Eventually, my curiosities about dance and the moving body grew, and by high school I felt I was a good enough mover to explore different types of dance. The gatekeeper, however, to this somatic way of knowing was classical ballet. I spent many years after that training my body to move in ways that were deemed acceptable, valuable, and desirable. Always striving for control and “correctness.” By the time my life necessitated the types of dance that required the movement that my body naturally had to offer, I had no idea how to find it.

By age 32, I had been dancing professionally for half my life. So many years were spent adding layer upon layer of technical proficiency, signifying value and credibility as an artist, among other benefits. And with every layer that was cemented into my body, the voice of my own knowing grew faint and unrecognizable.

I find stark parallels between my physical dancing body and my intuitive knowing Self.
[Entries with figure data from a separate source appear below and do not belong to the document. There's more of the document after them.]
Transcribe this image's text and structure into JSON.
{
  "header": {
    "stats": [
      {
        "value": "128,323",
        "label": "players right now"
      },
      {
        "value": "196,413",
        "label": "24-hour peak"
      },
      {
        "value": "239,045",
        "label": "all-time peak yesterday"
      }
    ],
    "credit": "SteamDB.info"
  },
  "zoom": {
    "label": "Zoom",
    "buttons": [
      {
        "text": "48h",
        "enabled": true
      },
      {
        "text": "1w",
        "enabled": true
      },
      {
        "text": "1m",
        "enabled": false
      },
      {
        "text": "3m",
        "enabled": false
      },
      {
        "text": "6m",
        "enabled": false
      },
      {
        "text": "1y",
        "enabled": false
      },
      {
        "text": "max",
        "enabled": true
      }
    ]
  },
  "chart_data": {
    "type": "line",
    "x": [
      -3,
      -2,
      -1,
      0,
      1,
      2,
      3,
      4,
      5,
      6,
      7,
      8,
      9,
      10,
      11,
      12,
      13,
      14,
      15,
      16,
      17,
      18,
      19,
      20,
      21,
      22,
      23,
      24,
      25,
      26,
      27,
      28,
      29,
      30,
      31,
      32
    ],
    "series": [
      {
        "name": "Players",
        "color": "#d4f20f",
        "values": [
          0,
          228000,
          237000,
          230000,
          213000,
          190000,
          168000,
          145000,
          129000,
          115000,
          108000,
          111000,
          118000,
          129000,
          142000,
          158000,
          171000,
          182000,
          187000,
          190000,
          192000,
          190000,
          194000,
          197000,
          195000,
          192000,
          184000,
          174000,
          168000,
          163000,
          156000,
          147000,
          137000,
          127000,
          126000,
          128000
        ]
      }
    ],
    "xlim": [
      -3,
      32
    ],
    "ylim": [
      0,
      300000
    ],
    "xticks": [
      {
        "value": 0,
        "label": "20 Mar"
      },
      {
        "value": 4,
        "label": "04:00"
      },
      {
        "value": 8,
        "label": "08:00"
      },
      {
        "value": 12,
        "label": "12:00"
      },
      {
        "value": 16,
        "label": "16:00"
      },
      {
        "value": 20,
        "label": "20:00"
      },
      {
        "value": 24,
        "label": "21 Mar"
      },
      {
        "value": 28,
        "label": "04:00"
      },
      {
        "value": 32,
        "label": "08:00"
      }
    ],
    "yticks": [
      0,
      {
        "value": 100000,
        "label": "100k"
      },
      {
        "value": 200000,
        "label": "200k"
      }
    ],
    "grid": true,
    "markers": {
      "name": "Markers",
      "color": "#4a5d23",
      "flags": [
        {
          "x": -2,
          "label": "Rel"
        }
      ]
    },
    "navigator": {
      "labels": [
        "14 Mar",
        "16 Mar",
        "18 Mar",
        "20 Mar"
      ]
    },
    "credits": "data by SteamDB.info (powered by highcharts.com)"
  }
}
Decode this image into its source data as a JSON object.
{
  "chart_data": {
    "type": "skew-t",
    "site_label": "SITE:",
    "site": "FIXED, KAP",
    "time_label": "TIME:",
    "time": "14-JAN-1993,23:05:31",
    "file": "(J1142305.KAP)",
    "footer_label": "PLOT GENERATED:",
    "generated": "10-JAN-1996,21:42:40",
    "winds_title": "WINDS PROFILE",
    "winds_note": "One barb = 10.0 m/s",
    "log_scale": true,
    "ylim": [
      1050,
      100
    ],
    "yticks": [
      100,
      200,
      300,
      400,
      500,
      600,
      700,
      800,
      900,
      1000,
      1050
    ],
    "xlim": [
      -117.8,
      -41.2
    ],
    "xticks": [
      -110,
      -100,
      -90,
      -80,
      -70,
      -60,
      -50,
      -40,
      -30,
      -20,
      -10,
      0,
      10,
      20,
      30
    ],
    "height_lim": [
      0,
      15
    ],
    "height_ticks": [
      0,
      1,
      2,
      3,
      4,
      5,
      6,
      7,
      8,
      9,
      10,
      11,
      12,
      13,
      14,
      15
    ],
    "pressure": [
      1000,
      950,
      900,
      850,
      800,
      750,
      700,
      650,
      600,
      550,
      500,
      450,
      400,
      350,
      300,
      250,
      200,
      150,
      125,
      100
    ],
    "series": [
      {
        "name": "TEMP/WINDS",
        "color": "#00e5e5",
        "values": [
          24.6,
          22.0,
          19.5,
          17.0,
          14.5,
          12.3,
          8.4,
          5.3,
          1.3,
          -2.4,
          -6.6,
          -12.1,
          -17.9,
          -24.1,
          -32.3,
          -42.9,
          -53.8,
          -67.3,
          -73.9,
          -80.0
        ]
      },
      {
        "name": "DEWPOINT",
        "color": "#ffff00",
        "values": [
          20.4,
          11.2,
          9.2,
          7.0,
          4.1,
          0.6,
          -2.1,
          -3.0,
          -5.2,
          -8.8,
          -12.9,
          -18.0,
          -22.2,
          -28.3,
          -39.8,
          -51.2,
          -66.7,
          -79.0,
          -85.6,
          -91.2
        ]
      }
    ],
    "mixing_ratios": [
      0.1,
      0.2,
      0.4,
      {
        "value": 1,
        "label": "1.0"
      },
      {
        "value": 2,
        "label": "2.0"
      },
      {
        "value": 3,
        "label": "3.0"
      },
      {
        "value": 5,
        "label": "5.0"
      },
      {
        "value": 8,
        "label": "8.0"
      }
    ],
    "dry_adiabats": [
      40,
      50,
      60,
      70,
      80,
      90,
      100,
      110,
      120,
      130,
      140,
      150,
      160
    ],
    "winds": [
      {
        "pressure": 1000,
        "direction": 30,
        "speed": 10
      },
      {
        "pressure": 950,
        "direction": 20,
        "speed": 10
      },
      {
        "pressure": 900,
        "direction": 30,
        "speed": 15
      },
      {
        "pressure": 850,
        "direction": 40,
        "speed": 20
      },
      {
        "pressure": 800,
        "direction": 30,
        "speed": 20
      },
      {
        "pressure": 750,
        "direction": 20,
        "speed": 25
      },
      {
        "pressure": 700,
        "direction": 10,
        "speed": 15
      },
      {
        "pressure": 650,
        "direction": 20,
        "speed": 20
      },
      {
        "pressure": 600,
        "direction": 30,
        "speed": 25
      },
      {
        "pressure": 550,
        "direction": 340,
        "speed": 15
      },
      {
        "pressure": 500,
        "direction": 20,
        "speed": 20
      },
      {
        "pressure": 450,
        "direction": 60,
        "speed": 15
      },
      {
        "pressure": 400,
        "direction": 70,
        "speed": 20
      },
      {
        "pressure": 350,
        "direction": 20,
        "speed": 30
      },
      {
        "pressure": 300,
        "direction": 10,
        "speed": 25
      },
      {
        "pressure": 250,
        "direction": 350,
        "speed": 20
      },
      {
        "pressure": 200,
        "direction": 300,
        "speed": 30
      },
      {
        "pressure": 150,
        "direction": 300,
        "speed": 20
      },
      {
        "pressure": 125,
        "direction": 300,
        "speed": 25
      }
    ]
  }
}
There is much about my Self that is natural, intuitive, and aligned that I have learned to alter/cover over the years. With different practices and habits, I’ve learned to perform in a way that is acceptable and valuable to society, but now, in this time of rebuilding as I step into my newest season of knowing, I have found that it is imperative to unearth my own voice in order to access the deep ancestral recipes that will inform me, keep me, guide me, and usher me forward with clear intention and purpose.

By age 32, I had grown and given birth to a human, gotten married, grown and given birth to another human, gotten divorced, and was faced with a great and difficult season of deconstruction and re-creation. But as I sat at the blank canvas, ready to create anew, I found that I had no idea how to even start. Fortunately, my journey had brought me from the busy city of Detroit, to a rural area in western Massachusetts, right off the Connecticut River. Here, in the stillness, I was able to revisit my Self. Through pleasure and play, I am able to peel back layers of technique and training to reveal the function of movement in my life, at its core; intentionally pursuing pleasure as a guiding force away from societal norms and toward intuitive and abolitionist healing.

Pleasure Activism: The Politics of Feeling Good (adrienne maree brown)

In this new place, I’ve been able to engage my inner Fool/Trickster/Holy Buffoon/Shaman and, “channel the straight talk of the unconscious without the fear or shame that inhibits normal adults,” (Nachmanovitch, p. 47). I’ve trusted and used my voice to advocate for myself in ways that were abnormal in my old life. I’ve been safe enough to have the courage and privilege to play.

The nature of my employment as a dance teaching artist living in residency at a high school affords me consistent opportunities to seek truth through creation. Each trimester, I present new work performed by my students. This keeps me in a constant state of seeking, uncovering, and creating. As McIntosh quotes Margret Boden in his chapter, What do we mean by creativity, “…In these puzzles I test things out, remove things, return them, and remember the steps I have taken to reach a current point, until at last a new shape emerges, or the rings separate, or the ball is liberated,” (McIntosh, p. 88). It is in this fashion that I work to understand my own coherent totality.

I hope you continue to follow this recorded journey inward. In the past month, I’ve been deeply devoted to the concepts of pleasure and play as activism; “exploring movement that is pleasing to my body; developing a practice of honoring/uncovering/decoding my own native tongue,” (Williams, 2022) and spending, “intentional time embracing my voice, exploring my own movement, and reflecting on its origins,” (Williams, 2022).